The very gods were sad, but that is the way of love sang our people’s poets. An interesting footnote to Ceylon’s colonial history
The romantic chauffeur
A decade or so after the scandal that had earlier titillated high society, the nouveau riche Sinhala ‘mudalali’ class produced its own scandal. A rich man’s nubile daughter was regularly chauffeured to school in the family limousine. One day she never returned home. The chauffeur disappeared. The car was found abandoned. The distraught parents ‘believed’ that their daughter had been kidnapped. Everybody else, naturally, was sure she had eloped with the chauffeur. Quite some time, and fruitless searches, later the couple were discovered and the girl was ‘rescued’ by her parents. Meanwhile our balladeers had a grand old time singing spicy updates of the elopement to bus travellers.
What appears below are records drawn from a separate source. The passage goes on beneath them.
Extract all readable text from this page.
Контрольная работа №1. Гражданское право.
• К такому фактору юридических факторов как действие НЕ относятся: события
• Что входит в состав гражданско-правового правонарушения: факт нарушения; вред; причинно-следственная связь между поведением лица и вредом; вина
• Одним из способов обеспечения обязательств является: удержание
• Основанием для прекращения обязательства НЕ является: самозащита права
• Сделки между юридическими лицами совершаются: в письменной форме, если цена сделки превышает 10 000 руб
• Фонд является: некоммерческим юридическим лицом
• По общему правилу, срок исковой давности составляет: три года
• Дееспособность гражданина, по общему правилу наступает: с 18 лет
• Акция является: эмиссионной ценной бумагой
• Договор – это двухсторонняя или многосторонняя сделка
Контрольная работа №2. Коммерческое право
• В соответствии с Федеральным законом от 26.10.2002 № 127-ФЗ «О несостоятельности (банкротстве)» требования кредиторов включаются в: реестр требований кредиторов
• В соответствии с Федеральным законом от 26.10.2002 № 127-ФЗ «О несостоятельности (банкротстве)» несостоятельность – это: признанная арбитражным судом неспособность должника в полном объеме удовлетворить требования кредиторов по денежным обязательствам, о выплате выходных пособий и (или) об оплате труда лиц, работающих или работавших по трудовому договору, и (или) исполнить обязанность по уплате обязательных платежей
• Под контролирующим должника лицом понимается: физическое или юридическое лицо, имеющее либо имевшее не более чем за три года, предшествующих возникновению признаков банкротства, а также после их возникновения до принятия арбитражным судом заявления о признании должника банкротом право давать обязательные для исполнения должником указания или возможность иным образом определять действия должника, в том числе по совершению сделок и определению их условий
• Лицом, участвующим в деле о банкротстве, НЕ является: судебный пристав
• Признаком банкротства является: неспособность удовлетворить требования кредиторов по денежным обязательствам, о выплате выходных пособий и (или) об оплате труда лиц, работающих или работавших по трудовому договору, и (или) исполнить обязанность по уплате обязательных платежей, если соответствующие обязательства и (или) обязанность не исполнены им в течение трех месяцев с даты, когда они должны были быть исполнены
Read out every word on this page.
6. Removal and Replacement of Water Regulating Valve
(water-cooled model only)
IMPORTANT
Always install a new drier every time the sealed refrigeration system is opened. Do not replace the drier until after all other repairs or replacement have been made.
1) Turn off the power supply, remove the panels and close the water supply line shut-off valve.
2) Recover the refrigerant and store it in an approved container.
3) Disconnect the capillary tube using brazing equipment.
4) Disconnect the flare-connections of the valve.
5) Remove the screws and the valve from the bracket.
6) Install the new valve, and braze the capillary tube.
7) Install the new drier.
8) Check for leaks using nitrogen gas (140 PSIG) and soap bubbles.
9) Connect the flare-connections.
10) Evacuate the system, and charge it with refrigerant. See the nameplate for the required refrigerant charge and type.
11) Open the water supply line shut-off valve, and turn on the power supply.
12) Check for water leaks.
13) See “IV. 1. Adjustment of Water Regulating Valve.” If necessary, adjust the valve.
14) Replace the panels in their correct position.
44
The driver was rumoured to have even opened a ‘hotel’ naming it after the girl ‘Sooriya’wathie –
“ Sooriya kiyala hotela aeriyaa
Sooriyagey naminaa ….“
[ Sooriya he named the hotel he made
To honour his sweet and lovely maid ……]
To the great disappointment of our people’s poets, this ‘princess and slave’ romance ended with the princess hastily [and very quietly] married off to a ‘suitable boy’.
A plea
I will now end this brief glimpse into a fascinating aspect of our urban history with a fervent plea to our sociologists and Sinhala scholars to make a serious study of these folk poets of the bus stands.